Non-secure access to NetStorage

You can use (non-secure) password authentication for FTP a non-secure Rsync.

NetStorage offers access to a storage group via non-secure access methods. (This includes the FTP and non-secure Rsync protocols.) With these methods, you define a password and apply it to an upload account. When issuing requests via these protocols, you include this password (along with other values) for access to NetStorage.

Note: Non-secure "password" access methods are not recommended. We recommend that you use a secure (SSH) access method.

Non-secure password requirements

Various requirements and recommendations apply to a non-secure password:

  • Password Strength: Passwords used for non-secure access have specific strength requirements:
    Category Requirement
    Length A password must be at least six characters, but no longer that 20 characters in length
    Letter A password must contain at least one letter character (a-z, A-Z)
    Number A password must contain at least one number character (0-9)
    Repeating Characters A password cannot contain more than two consecutive matching characters ("aa" is OK, "aaa" is not supported)
    Match Requirement The values input in the Password and Confirm Password fields must match
    Known String Usage (Recommendation) We recommend that you avoid the use of easily known or recognized strings in a Password. (For example, do not use "abc123," or "<upload account name>:_123.")
  • Password Rotation (Recommended): It is recommended that you rotate a Non-secure password every three months. While this is not mandatory, you will be alerted via email once a password has reached this three month lifespan.

How do I create a non-secure password?

Adding an FTP or Rsync password is performed in the NetStorage Groups UI in Control Center, and the procedure is very similar. Passwords are set when creating or editing an upload account.

  1. In the Access Methods content panel for an upload account, click the applicable tab (FTP or Rsync).
  2. Click the + Add FTP/Rsync Password button.
  3. Populate these fields:
    • FTP/Rsync Password: Input a properly formatted password value.
    • Confirm Password: Input the exact same value set in the FTP/Rsync Password field.
    • Notes (Optional): Input any password-related information you feel is relevant in this field.
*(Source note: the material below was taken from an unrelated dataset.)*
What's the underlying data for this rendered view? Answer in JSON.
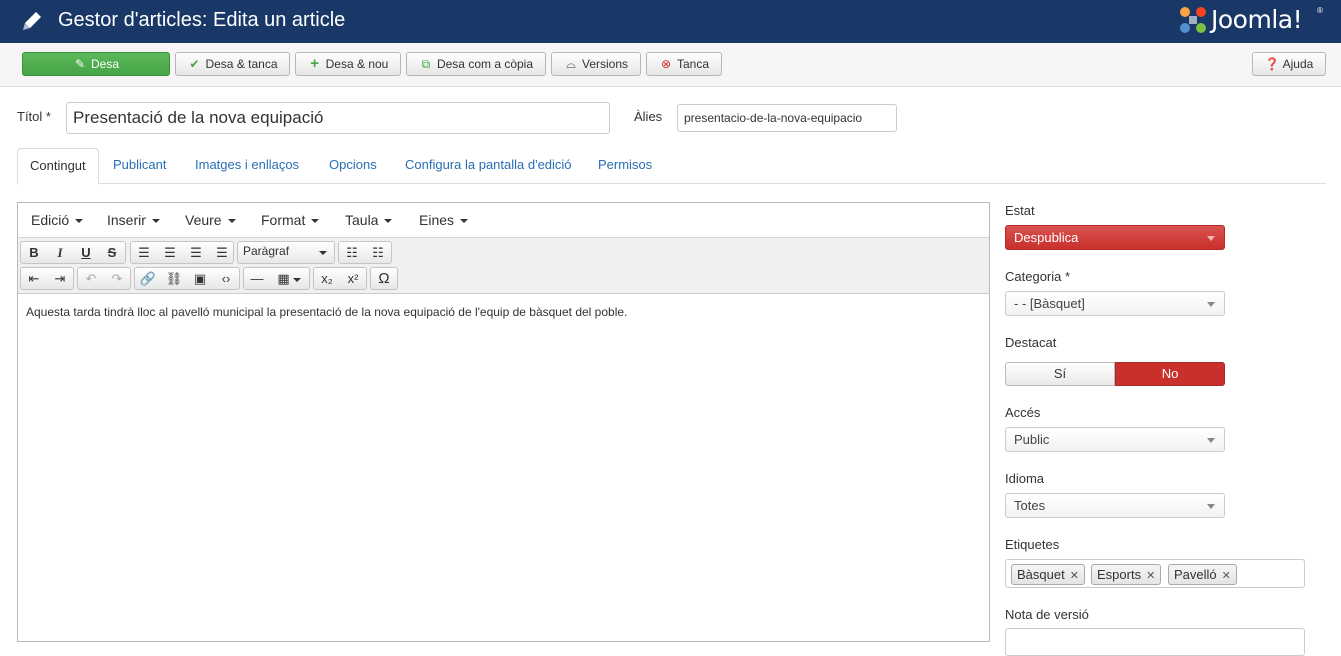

Potential hints for the password can be set here.
    CAUTION: If using both FTP and Non-secure Rsync as an access method for the same upload account, values set for the FTP password and Rsync password must be different.
  4. Click the Add FTP/Rsync Password button to complete the process, and reveal an entry for the new password in the FTP/Rsync Authentication table.
  5. Save the upload account to add the changes.
  6. Make note of the Password value as well as the Username ("Id") of the upload account for later use.
    Note: An upload account can take from 60 - 120 minutes to propagate after creation or editing. The email addresses configured within the account will receive a notification once this process has completed. Any FTP or Rsync password added via this process will not be usable until this propagation has completed.